Tuesday 16 April 2024

Lansia Memakan dalam Jumlah Terbatas, atau Tidak Memakannya Sama Sekali.

         Penekanan nutrisi lansia biasanya pada makanan untuk menambah dan mendorong asupan. Namun, ada makanan yang harus dihindari oleh lansia karena potensi risiko penyakitnya, terutama terkait dengan melemahnya sistem kekebalan tubuh seiring bertambahnya usia.
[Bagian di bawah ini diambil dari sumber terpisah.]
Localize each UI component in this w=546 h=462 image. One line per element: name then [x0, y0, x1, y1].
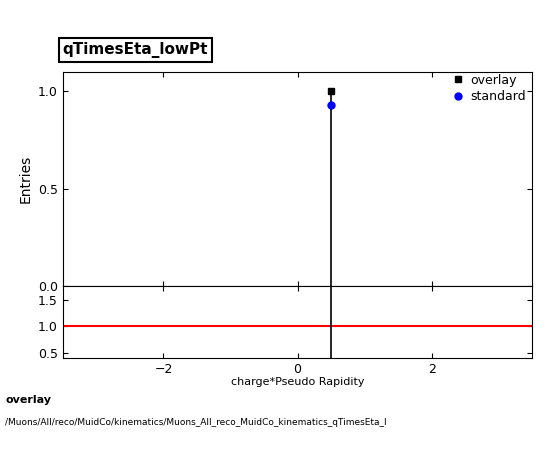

Kecukupan nutrisi untuk lansia merupakan fokus nutrisi yang penting, begitu juga dengan mengetahui makanan apa yang harus dihindari oleh lansia. 

Kecukupan nutrisi penting untuk lansia namun ada makanan yang harus dihindari.
(Sumber: foto LPC-Lansia)

Beberapa makanan yang direkomendasikan untuk dimakan dalam jumlah terbatas, atau tidak dimakan sama sekali, untuk praktik nutrisi terbaik bagi lansia.

Telur Mentah

Telur mentah dapat membawa risiko kesehatan bagi lansia.
(Sumber: foto canva.com)
Makan telur mentah atau setengah matang dapat membawa risiko kesehatan, terutama bagi lansia, karena alasan-alasan berikut:

Kontaminasi Bakteri: 
Telur mentah atau setengah matang dapat terkontaminasi oleh bakteri berbahaya seperti Salmonella. Lansia cenderung memiliki sistem kekebalan tubuh yang lebih lemah, sehingga mereka lebih rentan terhadap infeksi bakteri dan penyakit yang disebabkan oleh konsumsi makanan mentah atau setengah matang.

Kandungan Nutrisi: 
Meskipun telur mengandung banyak nutrisi penting seperti protein dan vitamin, mengonsumsinya dalam bentuk mentah dapat mengurangi ketersediaan nutrisi tersebut bagi tubuh. Proses memasak telur secara menyeluruh membantu meningkatkan ketersediaan nutrisi dan mengurangi risiko infeksi.

Risiko Toksoplasmosis: 
Telur mentah atau setengah matang juga dapat menyebabkan risiko infeksi parasit toksoplasma, yang dapat berbahaya bagi lansia dan orang dengan sistem kekebalan tubuh yang lemah.

Masalah pencernaan: 
Konsumsi telur mentah atau setengah matang juga dapat menyebabkan masalah pencernaan seperti diare, kram perut, dan mual, terutama bagi orang yang memiliki sensitivitas pencernaan.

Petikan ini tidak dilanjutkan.